@Brandon9000,
Brandon9000 wrote:
Foxfyre wrote:
Brandon9000 wrote:
Sure. You couldn't be more accurate. So many people believe that they won't really die exactly; they'll just go to a magical better place, and that eventually God will punish most of their enemies. The ability to remove one's hopes and fears from an analysis is not that common.
But there is no evidence that one person can show another about that Brandon, either one way or another. So that analogy doesn't really fit within this thesis.
But take a religious figure such as say Jeremiah Wright and/or Jerry Falwell. I think most people think of both negatively. But attach either to a celebrity figure in the news, I think the thesis kicks in as to whether a person is more likely to condemn such a relationship or shrug it off as unimportant.
You may not like the fact that it fits, but it fits pretty well:
"people do not want a factual or analytical explanation that leaves them emotionally unsatisfied"

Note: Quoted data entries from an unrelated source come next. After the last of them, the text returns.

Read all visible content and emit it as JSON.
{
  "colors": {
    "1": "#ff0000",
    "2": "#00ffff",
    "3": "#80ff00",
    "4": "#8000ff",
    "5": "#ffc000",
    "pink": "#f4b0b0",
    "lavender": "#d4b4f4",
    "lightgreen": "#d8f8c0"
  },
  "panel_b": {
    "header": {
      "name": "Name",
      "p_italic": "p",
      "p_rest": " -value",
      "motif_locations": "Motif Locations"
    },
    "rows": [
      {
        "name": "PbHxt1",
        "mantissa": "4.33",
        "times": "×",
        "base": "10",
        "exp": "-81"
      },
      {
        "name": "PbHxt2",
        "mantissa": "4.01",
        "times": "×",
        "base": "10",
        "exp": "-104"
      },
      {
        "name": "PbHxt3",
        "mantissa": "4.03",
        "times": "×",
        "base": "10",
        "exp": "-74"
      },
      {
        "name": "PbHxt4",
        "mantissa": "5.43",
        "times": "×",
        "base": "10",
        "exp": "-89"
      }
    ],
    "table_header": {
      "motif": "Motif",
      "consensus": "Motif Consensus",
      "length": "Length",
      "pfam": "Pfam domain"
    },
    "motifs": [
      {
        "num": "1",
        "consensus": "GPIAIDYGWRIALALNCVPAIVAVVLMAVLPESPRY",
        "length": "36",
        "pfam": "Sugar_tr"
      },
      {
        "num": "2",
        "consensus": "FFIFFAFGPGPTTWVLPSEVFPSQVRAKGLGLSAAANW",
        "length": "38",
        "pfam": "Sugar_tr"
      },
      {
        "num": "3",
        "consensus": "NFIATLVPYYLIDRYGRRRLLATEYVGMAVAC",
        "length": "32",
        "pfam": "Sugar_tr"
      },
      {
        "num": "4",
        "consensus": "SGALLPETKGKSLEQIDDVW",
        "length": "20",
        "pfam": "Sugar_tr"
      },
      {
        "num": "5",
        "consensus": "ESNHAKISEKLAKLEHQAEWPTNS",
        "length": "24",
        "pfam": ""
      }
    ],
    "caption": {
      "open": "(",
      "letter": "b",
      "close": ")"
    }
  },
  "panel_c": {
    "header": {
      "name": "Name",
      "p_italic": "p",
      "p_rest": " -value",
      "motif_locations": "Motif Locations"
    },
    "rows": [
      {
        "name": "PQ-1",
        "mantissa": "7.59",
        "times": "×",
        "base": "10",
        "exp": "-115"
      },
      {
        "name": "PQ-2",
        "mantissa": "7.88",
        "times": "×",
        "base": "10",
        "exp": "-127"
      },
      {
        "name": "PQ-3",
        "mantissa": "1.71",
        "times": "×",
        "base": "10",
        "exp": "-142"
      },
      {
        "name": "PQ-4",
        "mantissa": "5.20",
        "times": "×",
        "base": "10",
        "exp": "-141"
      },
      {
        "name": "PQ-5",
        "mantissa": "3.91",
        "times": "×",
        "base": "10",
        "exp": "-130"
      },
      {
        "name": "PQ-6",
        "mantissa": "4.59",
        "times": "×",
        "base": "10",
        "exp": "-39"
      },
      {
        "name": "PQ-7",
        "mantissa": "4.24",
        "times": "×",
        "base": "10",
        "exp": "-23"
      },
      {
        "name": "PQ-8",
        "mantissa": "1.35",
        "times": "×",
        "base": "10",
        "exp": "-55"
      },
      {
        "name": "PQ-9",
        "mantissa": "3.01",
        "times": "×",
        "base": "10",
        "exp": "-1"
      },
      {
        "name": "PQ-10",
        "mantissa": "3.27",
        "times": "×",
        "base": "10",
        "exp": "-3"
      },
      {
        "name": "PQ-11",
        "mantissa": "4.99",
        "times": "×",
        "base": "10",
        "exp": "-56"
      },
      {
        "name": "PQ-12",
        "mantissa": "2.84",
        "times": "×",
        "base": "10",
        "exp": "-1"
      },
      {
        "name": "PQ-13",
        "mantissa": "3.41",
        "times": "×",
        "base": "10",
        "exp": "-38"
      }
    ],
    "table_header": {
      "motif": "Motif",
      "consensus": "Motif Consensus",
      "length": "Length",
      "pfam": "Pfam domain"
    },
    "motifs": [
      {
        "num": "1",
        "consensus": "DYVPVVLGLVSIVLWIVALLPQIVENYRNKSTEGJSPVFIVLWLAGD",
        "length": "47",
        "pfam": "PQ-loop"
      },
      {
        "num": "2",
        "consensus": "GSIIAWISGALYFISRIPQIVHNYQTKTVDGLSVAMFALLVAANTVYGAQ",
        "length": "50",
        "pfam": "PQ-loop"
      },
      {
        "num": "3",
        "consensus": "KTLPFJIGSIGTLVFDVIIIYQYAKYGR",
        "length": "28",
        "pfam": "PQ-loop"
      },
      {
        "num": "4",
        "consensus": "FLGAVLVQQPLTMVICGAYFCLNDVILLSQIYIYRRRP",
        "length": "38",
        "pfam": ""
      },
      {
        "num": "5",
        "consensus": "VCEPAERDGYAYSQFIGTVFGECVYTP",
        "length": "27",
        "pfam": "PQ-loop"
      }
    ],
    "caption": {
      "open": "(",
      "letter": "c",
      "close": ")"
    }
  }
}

You said it yourself, there's no evidence whatever that Heaven exists, but people don't want to face the fact that they're just a machine that's going to stop, and that's all there is, so they don't face it.
No, I didn't say there was no evidence. I said that you cannot produce evidence to prove or disprove it to me, nor I to you. So we are dealing with a belief or conviction for which no demonstrable proof is available, and I think that is not what the author of the initial quote intended. (I don't have a clue what religious beliefs or or non beliefs that person might hold actually.)
Now it is true that your belief may be quite emotionally unsatisfactory to me and my belief quite emotionally unsatisfactory to you, so in that regard the concept fits the thesis.
But I'm pretty sure that the author was dealing with concepts that do actually have demonstrably yes, no, or maybe answers and notes that we can resist such answers when they are emotionally unsatisfying.